Western’s Care Team | Western Technical College

Western’s Care Team

The Care Team strives to create a safe and inclusive campus culture, where students, faculty, and staff can succeed with support.

This interdisciplinary team provides a centralized system for faculty, staff, students, and parents to refer high-risk student situations. The ultimate objective is to assist students and the Western campus community to move from a state of distress and increased risk to a condition of safety and security.

The Care Team works together to:

  • address concerns of students’ well-being or behavior that may be harmful to self or others, or is disruptive or threatening
  • regularly monitor, review, and appropriately respond to reports received via email, incident reports or other regarding potentially harmful, threatening, or disruptive student behavior
  • triage all notifications of student behavior concerns to identify threat level and/or appropriate action
  • provide outreach, consultation, appropriate assessment, and/or referral for issues related to concerning student behaviors
  • create a unified reporting and tracking system that allows the Care Team to observe patterns of behavior and document the discussion, intervention, and recommended plan for identified students.

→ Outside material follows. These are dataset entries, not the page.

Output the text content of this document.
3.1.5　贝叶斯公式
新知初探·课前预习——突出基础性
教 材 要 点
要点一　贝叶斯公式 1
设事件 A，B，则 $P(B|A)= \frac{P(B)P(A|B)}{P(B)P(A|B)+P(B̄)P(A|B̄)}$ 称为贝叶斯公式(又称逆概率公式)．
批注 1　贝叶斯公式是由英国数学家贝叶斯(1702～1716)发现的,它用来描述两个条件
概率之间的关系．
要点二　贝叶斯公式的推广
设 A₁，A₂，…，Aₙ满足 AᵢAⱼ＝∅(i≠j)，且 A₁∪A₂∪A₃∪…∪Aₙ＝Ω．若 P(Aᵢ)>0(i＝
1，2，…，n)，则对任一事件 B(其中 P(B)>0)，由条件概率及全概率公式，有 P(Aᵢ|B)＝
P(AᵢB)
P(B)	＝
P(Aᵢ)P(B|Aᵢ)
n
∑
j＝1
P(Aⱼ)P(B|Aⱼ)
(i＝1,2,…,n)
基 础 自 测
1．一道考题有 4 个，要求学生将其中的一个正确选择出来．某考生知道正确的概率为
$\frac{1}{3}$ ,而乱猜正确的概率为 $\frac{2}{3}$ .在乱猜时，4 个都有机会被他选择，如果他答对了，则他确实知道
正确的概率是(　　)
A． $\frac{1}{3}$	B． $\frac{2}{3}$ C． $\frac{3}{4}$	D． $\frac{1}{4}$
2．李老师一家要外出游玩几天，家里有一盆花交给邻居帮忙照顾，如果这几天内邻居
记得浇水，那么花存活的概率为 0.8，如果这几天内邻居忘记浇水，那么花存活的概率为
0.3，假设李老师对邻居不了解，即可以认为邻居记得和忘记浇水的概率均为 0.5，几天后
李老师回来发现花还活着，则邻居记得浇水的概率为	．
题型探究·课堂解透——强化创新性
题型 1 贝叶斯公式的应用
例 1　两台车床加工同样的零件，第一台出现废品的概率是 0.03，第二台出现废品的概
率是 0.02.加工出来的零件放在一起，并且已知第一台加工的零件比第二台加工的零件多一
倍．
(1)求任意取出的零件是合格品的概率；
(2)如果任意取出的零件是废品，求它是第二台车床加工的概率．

The Care Team is comprised of employees representing the Student Life Office, Residence Life, Counseling and Case Management Services, Access Services, Campus Security, Human Resources, and faculty. The Team Leader is Director of Counseling and Case Management Services, Ann Brandau.

Online Care Referral Form

Anyone can refer a student to the Care Team via the online care referral form, including Western employees, students, family members, and others who believe a student might benefit from additional resources and support. 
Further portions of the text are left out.